Bringing a SBHC to this area could have profound impacts on how residents are able to access health care, they say.
“We have a high-needs population. A lot of students are on public insurance, have special needs,” said Wanda Nunes, nursing supervisor at New Bedford Public Schools. Common issues that students face are a lack of transportation, scheduling difficulties, and language barriers.
And having a SBHC would actually complement the nurse’s efforts, says Cheryl Bartlett, CEO of the Greater New Bedford Community Health Center. Bartlett, a former nurse and the first nurse to serve as director of the state Department of Public Health, will oversee the operations of the SBHC.
School nurses’ jobs will improve, she said, when they can directly consult with the primary care provider. The benefits for students would be the greatest, though, because they can get medical diagnoses and prescriptions without interfering with their class schedule.
That means treatment actually incentivizes school attendance rather than conflicting with it.

Last month, School Committee members, including ex-officio member Mayor Jon Mitchell, were vocally supportive and even congratulatory after hearing a presentation on the manifold benefits of SBHCs. Their main questions were about how the center would be funded.
And, Kilcoyne, of the Mass. School-Based Health Association, agreed that the hardest part is usually securing start-up costs.
But Wanda Nunes, Cheryl Bartlett, and Jodi Spencer, the manager of health services for New Bedford Public Schools, had already solved this. They were able to work with the district to use one-time Coronavirus Relief Funds to defray the expense. According to Andrew O’Leary, the district’s financial director, $3 million dollars of the total $41 million in ESSER III (the third installment of COVID funds) will go toward building a modular facility on the grounds of New Bedford High School.
“It will be a fully functional medical facility,” he said, including meeting rigorous health standards set by the state.
For the day-to-day costs, the Greater New Bedford Community Health Center won an additional federal grant, known as HRSA, that will renew every year in which the center demonstrates it is meeting its stated goals.
“I think we have all the pieces in place,” said Bartlett. “It’s a really exciting opportunity for us and for the kids in New Bedford.”
“I’m thrilled,” said Weiner about sitting before the School Committee, potentially seeing the idea that started with his phone call to a friend in 2017. “It’s been five years. We talked about different iterations of how this could go and what it would look like. So being at the School Committee meeting and having members ask about these ideas … I thought the reception of it went really well.”

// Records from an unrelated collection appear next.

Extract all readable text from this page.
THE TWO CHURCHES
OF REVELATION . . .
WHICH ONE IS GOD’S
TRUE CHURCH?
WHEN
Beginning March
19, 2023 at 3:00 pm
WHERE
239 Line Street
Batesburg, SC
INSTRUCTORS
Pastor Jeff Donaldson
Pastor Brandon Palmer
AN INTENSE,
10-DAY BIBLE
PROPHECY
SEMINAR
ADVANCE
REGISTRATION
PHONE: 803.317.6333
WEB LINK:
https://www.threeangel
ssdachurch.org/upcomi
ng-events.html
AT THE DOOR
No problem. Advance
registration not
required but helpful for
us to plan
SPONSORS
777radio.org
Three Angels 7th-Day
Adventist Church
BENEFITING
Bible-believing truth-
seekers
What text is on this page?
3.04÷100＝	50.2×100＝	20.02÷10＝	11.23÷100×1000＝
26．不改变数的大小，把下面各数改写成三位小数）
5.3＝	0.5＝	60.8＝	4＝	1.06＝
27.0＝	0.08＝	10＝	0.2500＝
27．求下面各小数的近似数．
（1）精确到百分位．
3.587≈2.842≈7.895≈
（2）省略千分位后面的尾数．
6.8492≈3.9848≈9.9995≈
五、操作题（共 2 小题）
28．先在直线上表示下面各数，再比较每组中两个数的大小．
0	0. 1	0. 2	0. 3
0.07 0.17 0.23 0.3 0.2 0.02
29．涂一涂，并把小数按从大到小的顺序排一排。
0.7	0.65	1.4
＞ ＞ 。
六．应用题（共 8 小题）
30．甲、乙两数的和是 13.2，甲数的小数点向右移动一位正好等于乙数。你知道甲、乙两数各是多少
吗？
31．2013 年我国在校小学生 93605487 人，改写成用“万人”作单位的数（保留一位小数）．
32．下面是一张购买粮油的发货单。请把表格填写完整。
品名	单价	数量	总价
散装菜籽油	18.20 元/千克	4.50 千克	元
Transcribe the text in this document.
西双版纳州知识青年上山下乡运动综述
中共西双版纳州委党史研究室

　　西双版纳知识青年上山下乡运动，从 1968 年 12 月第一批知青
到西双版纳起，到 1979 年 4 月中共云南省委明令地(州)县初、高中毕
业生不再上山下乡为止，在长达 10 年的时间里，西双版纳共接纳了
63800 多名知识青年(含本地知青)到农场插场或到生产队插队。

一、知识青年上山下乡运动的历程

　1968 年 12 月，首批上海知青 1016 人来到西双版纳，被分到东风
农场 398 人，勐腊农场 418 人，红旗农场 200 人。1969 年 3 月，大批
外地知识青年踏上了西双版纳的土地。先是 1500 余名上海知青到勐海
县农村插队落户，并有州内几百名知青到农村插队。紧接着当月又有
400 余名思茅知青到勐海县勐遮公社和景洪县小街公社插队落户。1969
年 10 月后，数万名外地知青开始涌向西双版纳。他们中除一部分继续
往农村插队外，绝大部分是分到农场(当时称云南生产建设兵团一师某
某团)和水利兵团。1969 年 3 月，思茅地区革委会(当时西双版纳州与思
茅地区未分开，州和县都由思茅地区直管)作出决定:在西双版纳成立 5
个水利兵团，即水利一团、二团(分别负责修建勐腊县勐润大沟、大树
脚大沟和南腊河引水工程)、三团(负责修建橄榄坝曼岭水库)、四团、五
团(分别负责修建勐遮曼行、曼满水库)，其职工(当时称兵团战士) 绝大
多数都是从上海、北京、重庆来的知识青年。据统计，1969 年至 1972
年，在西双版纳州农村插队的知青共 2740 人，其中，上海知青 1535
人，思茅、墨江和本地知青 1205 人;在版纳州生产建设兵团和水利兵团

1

“This initiative is like a living thing,” said Vasques. He thinks about all the people now involved, from grant-writing, to design, to operations. “It requires a lot of work to sustain and foster its growth.” He added that there’s so much possibility for what the center could provide, from mental health to vaccinations. “We’re just beginning to understand what the start looks like, and I’m excited to see it grow.”
LeBlanc knows the students whom the new center will affect. “Access is everything. This provides more access for the student body, which they deserve.” If there’s one thing he wants people to know about a School-Based Health Center, it’s that “other communities have this, and have had it for a while. There’s opportunity out there to get our basic needs met, and it’s about time it happens.”
The School Committee meets at 6 p.m., Monday, at Keith Middle School, although the School-Based Health Center proposal is not expected to be voted on until next month.
Email Colin Hogan at chogan@newbedfordlight.org.
Editor’s note: This story was updated on Aug. 15, 2022, to reflect a change in the School Committee’s agenda. The School-Based Health Center proposal is expected to be considered next month.